In der kommunikativen Theorie des Handelns wollte Jürgen Habermas der entfesselten Moderne jene Dosis Rationalität injizieren, die nach dem Verlust kohärenter Weltbilder, entzauberter Werte und der Apathie in Theorie wie Praxis als Frischzellenkur des mehrfach aufgeklärten Weltgeistes wirken sollte.Dieses unvollendete Projekt der sprachanalytischen Vernunftsoziologie hat Habermas - unterstützt durch ein juristisch qualifiziertes Mitarbeiterteam - um eine Diskurstheorie des Rechts erweitert. Eine Rechtstheorie, die das Gesprächs-Apriori verständigungsorientierter Begründungszwänge zur Maxime sozialer Handlungsstrukturen macht, sollte auch für die vor sich hindümpelnde Rechtstheorie Staat (und Gesellschaft) machen.

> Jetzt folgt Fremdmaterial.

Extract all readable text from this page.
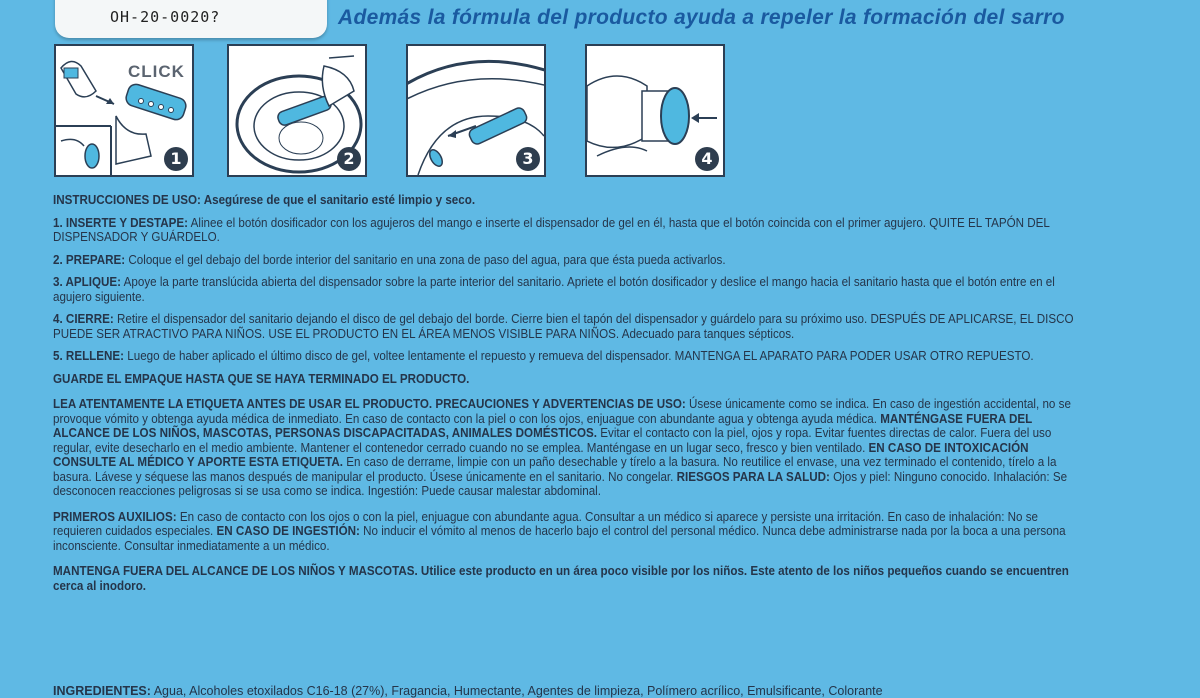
OH-20-0020?	Además la fórmula del producto ayuda a repeler la formación del sarro
CLICK
1	2	3	4

INSTRUCCIONES DE USO: Asegúrese de que el sanitario esté limpio y seco.

1. INSERTE Y DESTAPE: Alinee el botón dosificador con los agujeros del mango e inserte el dispensador de gel en él, hasta que el botón coincida con el primer agujero. QUITE EL TAPÓN DEL DISPENSADOR Y GUÁRDELO.

2. PREPARE: Coloque el gel debajo del borde interior del sanitario en una zona de paso del agua, para que ésta pueda activarlos.

3. APLIQUE: Apoye la parte translúcida abierta del dispensador sobre la parte interior del sanitario. Apriete el botón dosificador y deslice el mango hacia el sanitario hasta que el botón entre en el agujero siguiente.

4. CIERRE: Retire el dispensador del sanitario dejando el disco de gel debajo del borde. Cierre bien el tapón del dispensador y guárdelo para su próximo uso. DESPUÉS DE APLICARSE, EL DISCO PUEDE SER ATRACTIVO PARA NIÑOS. USE EL PRODUCTO EN EL ÁREA MENOS VISIBLE PARA NIÑOS. Adecuado para tanques sépticos.

5. RELLENE: Luego de haber aplicado el último disco de gel, voltee lentamente el repuesto y remueva del dispensador. MANTENGA EL APARATO PARA PODER USAR OTRO REPUESTO.

GUARDE EL EMPAQUE HASTA QUE SE HAYA TERMINADO EL PRODUCTO.

LEA ATENTAMENTE LA ETIQUETA ANTES DE USAR EL PRODUCTO. PRECAUCIONES Y ADVERTENCIAS DE USO: Úsese únicamente como se indica. En caso de ingestión accidental, no se provoque vómito y obtenga ayuda médica de inmediato. En caso de contacto con la piel o con los ojos, enjuague con abundante agua y obtenga ayuda médica. MANTÉNGASE FUERA DEL ALCANCE DE LOS NIÑOS, MASCOTAS, PERSONAS DISCAPACITADAS, ANIMALES DOMÉSTICOS. Evitar el contacto con la piel, ojos y ropa. Evitar fuentes directas de calor. Fuera del uso regular, evite desecharlo en el medio ambiente. Mantener el contenedor cerrado cuando no se emplea. Manténgase en un lugar seco, fresco y bien ventilado. EN CASO DE INTOXICACIÓN CONSULTE AL MÉDICO Y APORTE ESTA ETIQUETA. En caso de derrame, limpie con un paño desechable y tírelo a la basura. No reutilice el envase, una vez terminado el contenido, tírelo a la basura. Lávese y séquese las manos después de manipular el producto. Úsese únicamente en el sanitario. No congelar. RIESGOS PARA LA SALUD: Ojos y piel: Ninguno conocido. Inhalación: Se desconocen reacciones peligrosas si se usa como se indica. Ingestión: Puede causar malestar abdominal.

PRIMEROS AUXILIOS: En caso de contacto con los ojos o con la piel, enjuague con abundante agua. Consultar a un médico si aparece y persiste una irritación. En caso de inhalación: No se requieren cuidados especiales. EN CASO DE INGESTIÓN: No inducir el vómito al menos de hacerlo bajo el control del personal médico. Nunca debe administrarse nada por la boca a una persona inconsciente. Consultar inmediatamente a un médico.

MANTENGA FUERA DEL ALCANCE DE LOS NIÑOS Y MASCOTAS. Utilice este producto en un área poco visible por los niños. Este atento de los niños pequeños cuando se encuentren cerca al inodoro.

INGREDIENTES: Agua, Alcoholes etoxilados C16-18 (27%), Fragancia, Humectante, Agentes de limpieza, Polímero acrílico, Emulsificante, Colorante
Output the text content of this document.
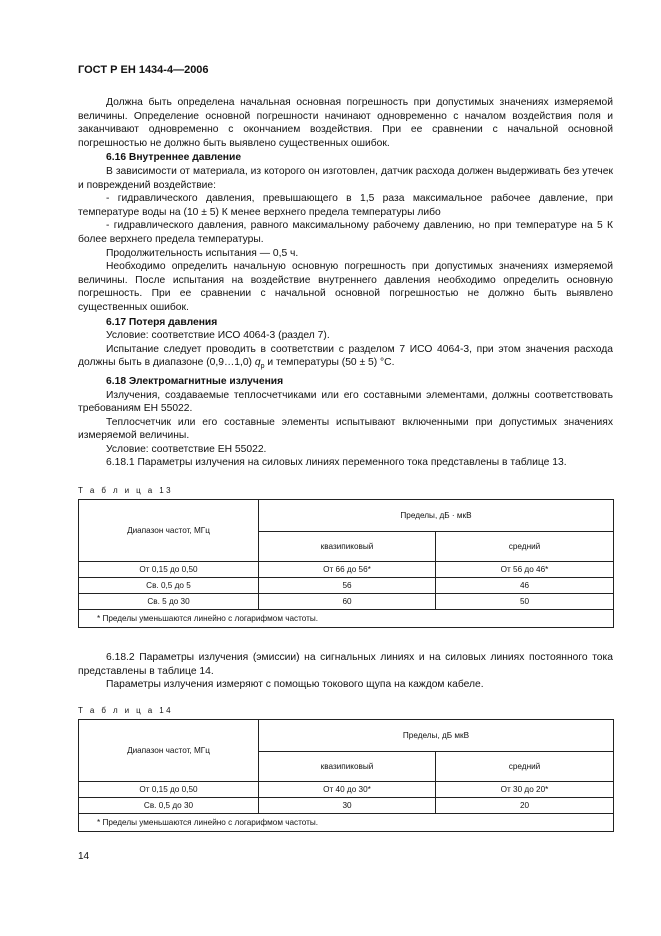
ГОСТ Р ЕН 1434-4—2006

Должна быть определена начальная основная погрешность при допустимых значениях измеряемой величины. Определение основной погрешности начинают одновременно с началом воздействия поля и заканчивают одновременно с окончанием воздействия. При ее сравнении с начальной основной погрешностью не должно быть выявлено существенных ошибок.

6.16 Внутреннее давление

В зависимости от материала, из которого он изготовлен, датчик расхода должен выдерживать без утечек и повреждений воздействие:

- гидравлического давления, превышающего в 1,5 раза максимальное рабочее давление, при температуре воды на (10 ± 5) К менее верхнего предела температуры либо

- гидравлического давления, равного максимальному рабочему давлению, но при температуре на 5 К более верхнего предела температуры.

Продолжительность испытания — 0,5 ч.

Необходимо определить начальную основную погрешность при допустимых значениях измеряемой величины. После испытания на воздействие внутреннего давления необходимо определить основную погрешность. При ее сравнении с начальной основной погрешностью не должно быть выявлено существенных ошибок.

6.17 Потеря давления

Условие: соответствие ИСО 4064-3 (раздел 7).

Испытание следует проводить в соответствии с разделом 7 ИСО 4064-3, при этом значения расхода должны быть в диапазоне (0,9…1,0) $q_p$ и температуры (50 ± 5) °С.

6.18 Электромагнитные излучения

Излучения, создаваемые теплосчетчиками или его составными элементами, должны соответствовать требованиям ЕН 55022.

Теплосчетчик или его составные элементы испытывают включенными при допустимых значениях измеряемой величины.

Условие: соответствие ЕН 55022.

6.18.1 Параметры излучения на силовых линиях переменного тока представлены в таблице 13.

Т а б л и ц а 13
Диапазон частот, МГц	Пределы, дБ · мкВ	
	квазипиковый	средний
От 0,15 до 0,50	От 66 до 56*	От 56 до 46*
Св. 0,5 до 5	56	46
Св. 5 до 30	60	50
* Пределы уменьшаются линейно с логарифмом частоты.		

6.18.2 Параметры излучения (эмиссии) на сигнальных линиях и на силовых линиях постоянного тока представлены в таблице 14.

Параметры излучения измеряют с помощью токового щупа на каждом кабеле.

Т а б л и ц а 14
Диапазон частот, МГц	Пределы, дБ мкВ	
	квазипиковый	средний
От 0,15 до 0,50	От 40 до 30*	От 30 до 20*
Св. 0,5 до 30	30	20
* Пределы уменьшаются линейно с логарифмом частоты.		
14
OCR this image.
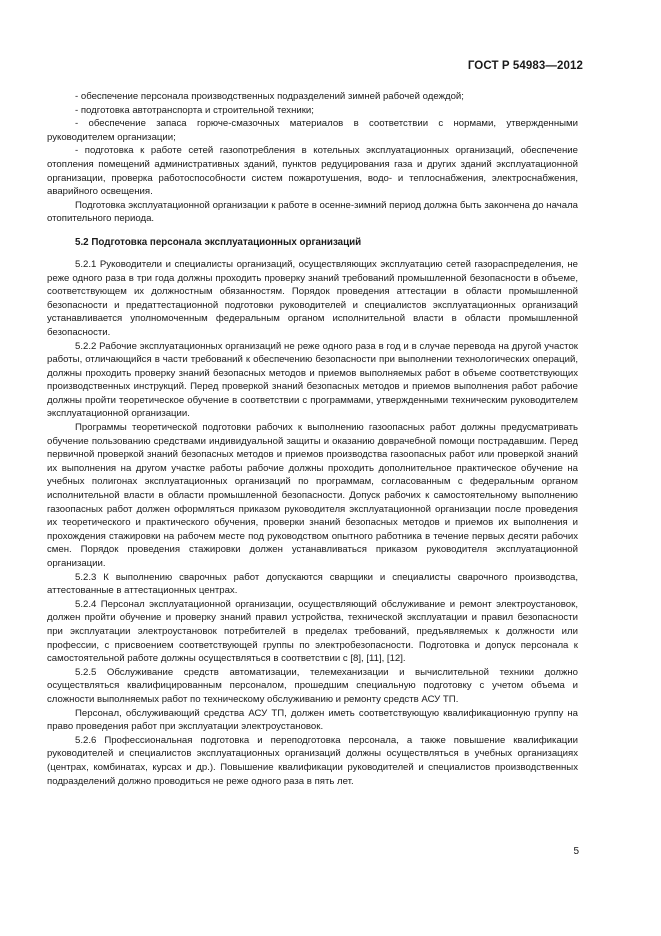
ГОСТ Р 54983—2012

- обеспечение персонала производственных подразделений зимней рабочей одеждой;

- подготовка автотранспорта и строительной техники;

- обеспечение запаса горюче-смазочных материалов в соответствии с нормами, утвержденными руководителем организации;

- подготовка к работе сетей газопотребления в котельных эксплуатационных организаций, обеспечение отопления помещений административных зданий, пунктов редуцирования газа и других зданий эксплуатационной организации, проверка работоспособности систем пожаротушения, водо- и теплоснабжения, электроснабжения, аварийного освещения.

Подготовка эксплуатационной организации к работе в осенне-зимний период должна быть закончена до начала отопительного периода.

5.2 Подготовка персонала эксплуатационных организаций

5.2.1 Руководители и специалисты организаций, осуществляющих эксплуатацию сетей газораспределения, не реже одного раза в три года должны проходить проверку знаний требований промышленной безопасности в объеме, соответствующем их должностным обязанностям. Порядок проведения аттестации в области промышленной безопасности и предаттестационной подготовки руководителей и специалистов эксплуатационных организаций устанавливается уполномоченным федеральным органом исполнительной власти в области промышленной безопасности.

5.2.2 Рабочие эксплуатационных организаций не реже одного раза в год и в случае перевода на другой участок работы, отличающийся в части требований к обеспечению безопасности при выполнении технологических операций, должны проходить проверку знаний безопасных методов и приемов выполняемых работ в объеме соответствующих производственных инструкций. Перед проверкой знаний безопасных методов и приемов выполнения работ рабочие должны пройти теоретическое обучение в соответствии с программами, утвержденными техническим руководителем эксплуатационной организации.

Программы теоретической подготовки рабочих к выполнению газоопасных работ должны предусматривать обучение пользованию средствами индивидуальной защиты и оказанию доврачебной помощи пострадавшим. Перед первичной проверкой знаний безопасных методов и приемов производства газоопасных работ или проверкой знаний их выполнения на другом участке работы рабочие должны проходить дополнительное практическое обучение на учебных полигонах эксплуатационных организаций по программам, согласованным с федеральным органом исполнительной власти в области промышленной безопасности. Допуск рабочих к самостоятельному выполнению газоопасных работ должен оформляться приказом руководителя эксплуатационной организации после проведения их теоретического и практического обучения, проверки знаний безопасных методов и приемов их выполнения и прохождения стажировки на рабочем месте под руководством опытного работника в течение первых десяти рабочих смен. Порядок проведения стажировки должен устанавливаться приказом руководителя эксплуатационной организации.

5.2.3 К выполнению сварочных работ допускаются сварщики и специалисты сварочного производства, аттестованные в аттестационных центрах.

5.2.4 Персонал эксплуатационной организации, осуществляющий обслуживание и ремонт электроустановок, должен пройти обучение и проверку знаний правил устройства, технической эксплуатации и правил безопасности при эксплуатации электроустановок потребителей в пределах требований, предъявляемых к должности или профессии, с присвоением соответствующей группы по электробезопасности. Подготовка и допуск персонала к самостоятельной работе должны осуществляться в соответствии с [8], [11], [12].

5.2.5 Обслуживание средств автоматизации, телемеханизации и вычислительной техники должно осуществляться квалифицированным персоналом, прошедшим специальную подготовку с учетом объема и сложности выполняемых работ по техническому обслуживанию и ремонту средств АСУ ТП.

Персонал, обслуживающий средства АСУ ТП, должен иметь соответствующую квалификационную группу на право проведения работ при эксплуатации электроустановок.

5.2.6 Профессиональная подготовка и переподготовка персонала, а также повышение квалификации руководителей и специалистов эксплуатационных организаций должны осуществляться в учебных организациях (центрах, комбинатах, курсах и др.). Повышение квалификации руководителей и специалистов производственных подразделений должно проводиться не реже одного раза в пять лет.

5
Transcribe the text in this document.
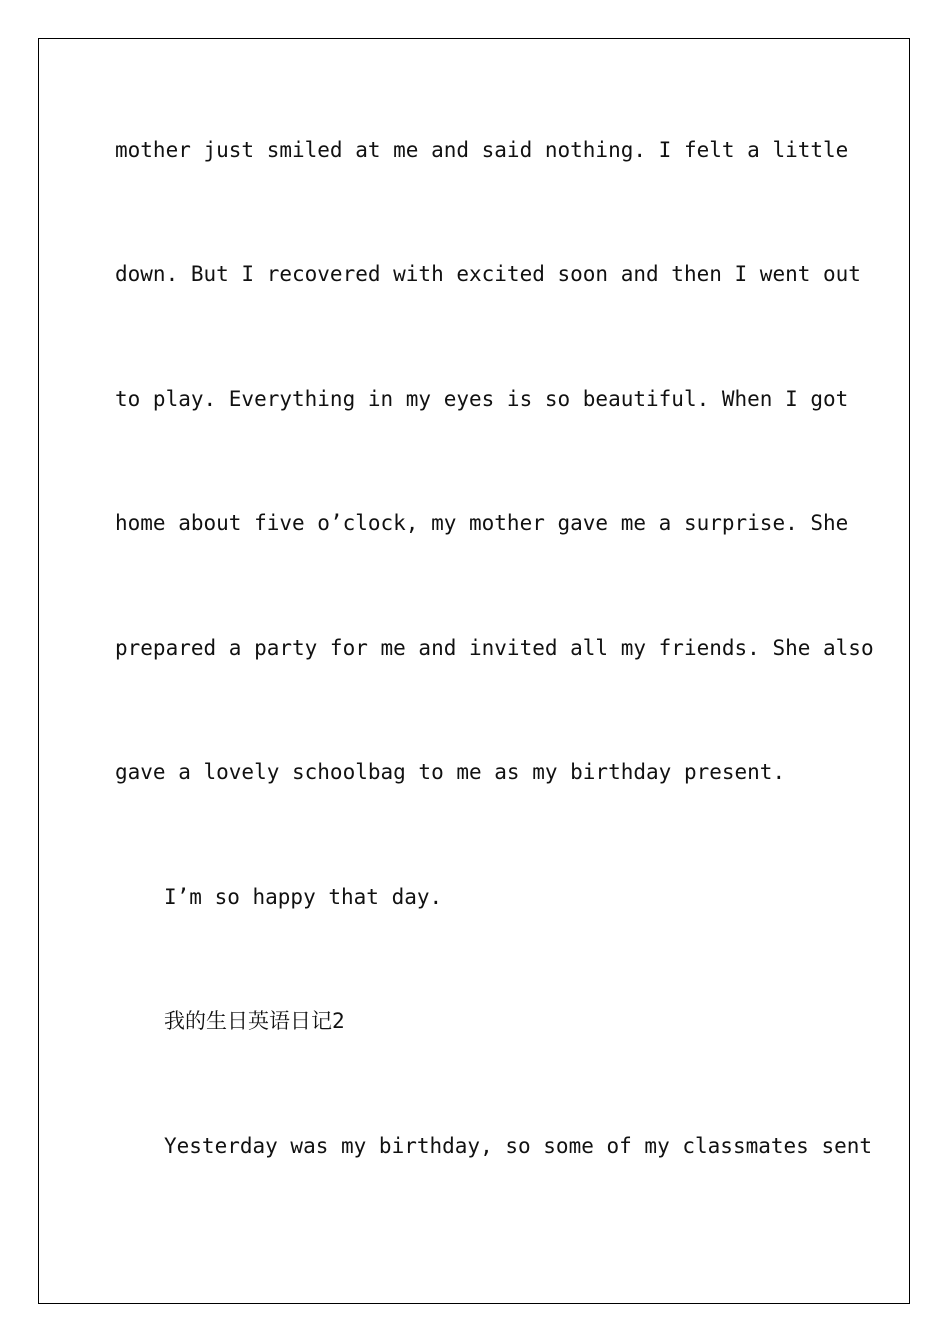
mother just smiled at me and said nothing. I felt a little
down. But I recovered with excited soon and then I went out
to play. Everything in my eyes is so beautiful. When I got
home about five o’clock, my mother gave me a surprise. She
prepared a party for me and invited all my friends. She also
gave a lovely schoolbag to me as my birthday present.
I’m so happy that day.
我的生日英语日记2
Yesterday was my birthday, so some of my classmates sent
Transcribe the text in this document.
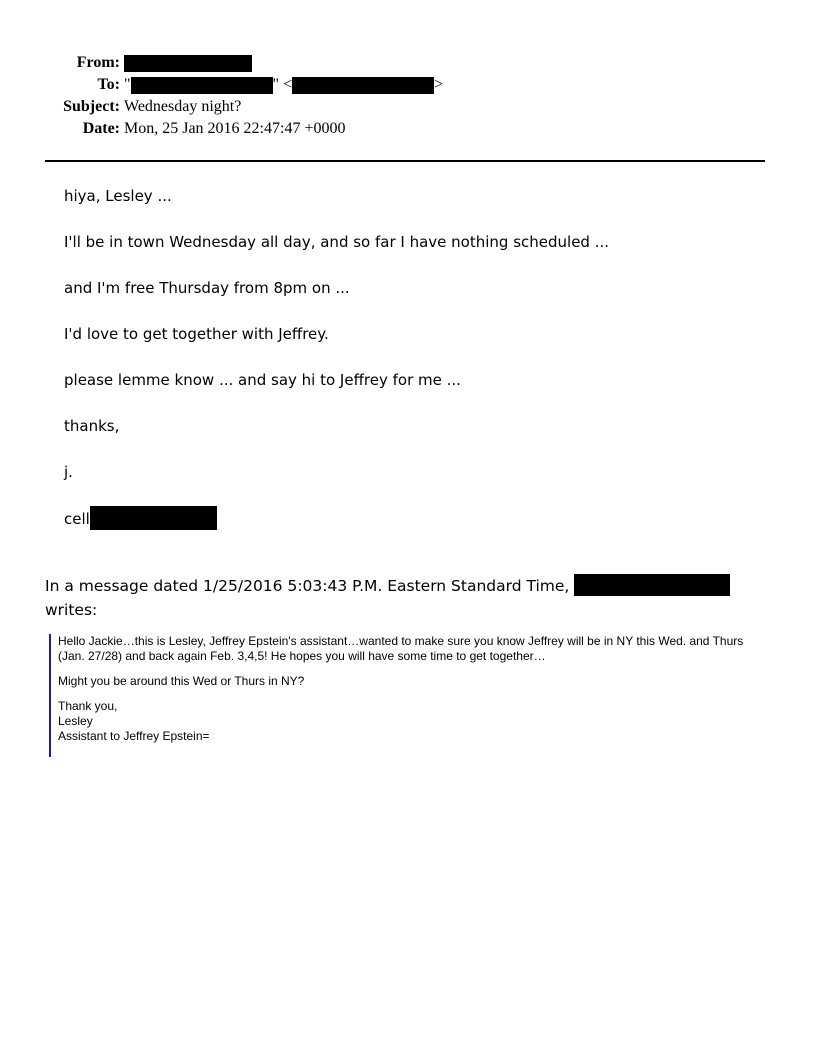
From:
To: "	" <	>
Subject: Wednesday night?
Date: Mon, 25 Jan 2016 22:47:47 +0000
hiya, Lesley ...
I'll be in town Wednesday all day, and so far I have nothing scheduled ...
and I'm free Thursday from 8pm on ...
I'd love to get together with Jeffrey.
please lemme know ... and say hi to Jeffrey for me ...
thanks,
j.
cell
In a message dated 1/25/2016 5:03:43 P.M. Eastern Standard Time,
writes:

Hello Jackie…this is Lesley, Jeffrey Epstein's assistant…wanted to make sure you know Jeffrey will be in NY this Wed. and Thurs (Jan. 27/28) and back again Feb. 3,4,5! He hopes you will have some time to get together…

Might you be around this Wed or Thurs in NY?

Thank you,

Lesley

Assistant to Jeffrey Epstein=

Die praktische Vernunft kommunikativen Handelns zielt nicht auf die Anleitung zu einer normativen Theorie des Rechts und der Moral. In der Rekonstruktion der gesellschaftlichen Diskurse ermitteln sich die Prozesse einer Rationalisierung der Lebenswelt. Die Diskurstheorie des Rechts stellt im Verständnis des demokratischen Rechtsstaates die Institutionalisierung von Verfahrens- und Kommunikationsvoraussetzungen für die diskursive Meinungs- und Willensbildung in den Mittelpunkt der Betrachtung.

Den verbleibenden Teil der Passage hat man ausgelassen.